Wafers are fabricated with a plurality of dies (sometimes as many as hundreds) on each wafer. Each of the dies on a wafer subsequently forms an integrated circuit chip or magnetic transducer head. The dies are tested while on the wafer to determine if they have been produced properly. The defective dies are marked to distinguish them from the satisfactory dies. The dies are then cut from the wafer and the satisfactory dies are retained for use as integrated circuit chips.
When the dies on the wafers are intended to form integrated circuit chips, the wafers are produced from a plurality of successive layers, some of electrically conductive material and others of electrically insulating material. Each of these layers has an individual pattern.

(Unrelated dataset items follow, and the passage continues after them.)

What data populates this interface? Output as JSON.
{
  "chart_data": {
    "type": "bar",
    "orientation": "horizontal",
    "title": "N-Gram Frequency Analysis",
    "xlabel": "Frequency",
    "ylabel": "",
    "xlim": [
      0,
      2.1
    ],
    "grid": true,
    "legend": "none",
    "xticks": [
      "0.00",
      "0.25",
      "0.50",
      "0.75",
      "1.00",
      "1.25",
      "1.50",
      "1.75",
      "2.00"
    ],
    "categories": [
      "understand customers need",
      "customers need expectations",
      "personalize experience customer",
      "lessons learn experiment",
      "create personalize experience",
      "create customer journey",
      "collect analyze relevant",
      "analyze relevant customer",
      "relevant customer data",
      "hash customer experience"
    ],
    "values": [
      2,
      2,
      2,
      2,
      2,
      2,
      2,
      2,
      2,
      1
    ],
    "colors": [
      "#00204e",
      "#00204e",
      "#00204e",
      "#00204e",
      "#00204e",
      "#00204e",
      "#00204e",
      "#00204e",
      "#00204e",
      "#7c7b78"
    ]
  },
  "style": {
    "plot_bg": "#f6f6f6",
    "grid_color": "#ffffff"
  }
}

When a layer of an electrically conductive material is formed, it generally is produced in a pattern to represent electrical circuitry. To produce this electrical circuitry, a layer of an electrically conductive material is initially deposited on the wafer, hopefully in a substantially uniform thickness. The layer may then be masked with a material which is subjected to light in a pattern corresponding to the pattern of the electrical circuitry to be produced. The masking material subjected to the light is impervious to an etching material such as an acid.
The remaining portions of the layer may then be etched as by an acid. The masking material subjected to the light may then be removed from the remaining electrically conductive material in the layer. The electrically conductive material remaining in such layer, and the electrically conductive material in a plurality of other layers produced in the same manner, define the electrical circuitry for each die on the wafer.
Substrates may also be fabricated to provide dies which are then coated with a magnetizable material to be used in magnetic heads. The magnetic head is then disposed in contiguous relationship to a memory member such as a magnetizable disc. A transducing action is then provided between the magnetic head and the magnetizable disc to transfer information, generally binary, between the die on the magnetic head and the magnetizable disc.
The die for magnetic heads are generally made from an insulating material or are coated with an insulating material before subsequent layers are deposited on the insulating material. For example, the dies for integrated circuit chips are made from silicon dioxide. The dies for magnetic heads are generally coated with a layer of aluminum oxide. The insulating material or the insulating layer sometimes have artifacts in the layer. For example, hydrocarbons sometimes occur on the surface of the insulating material or the insulating layer. Such hydrocarbons prevent subsequent layers of material from being deposited uniformly on the insulating material in part from the fact that the depositions do not fully adhere to the hydrocarbons. The problem discussed in this paragraph has existed for some time.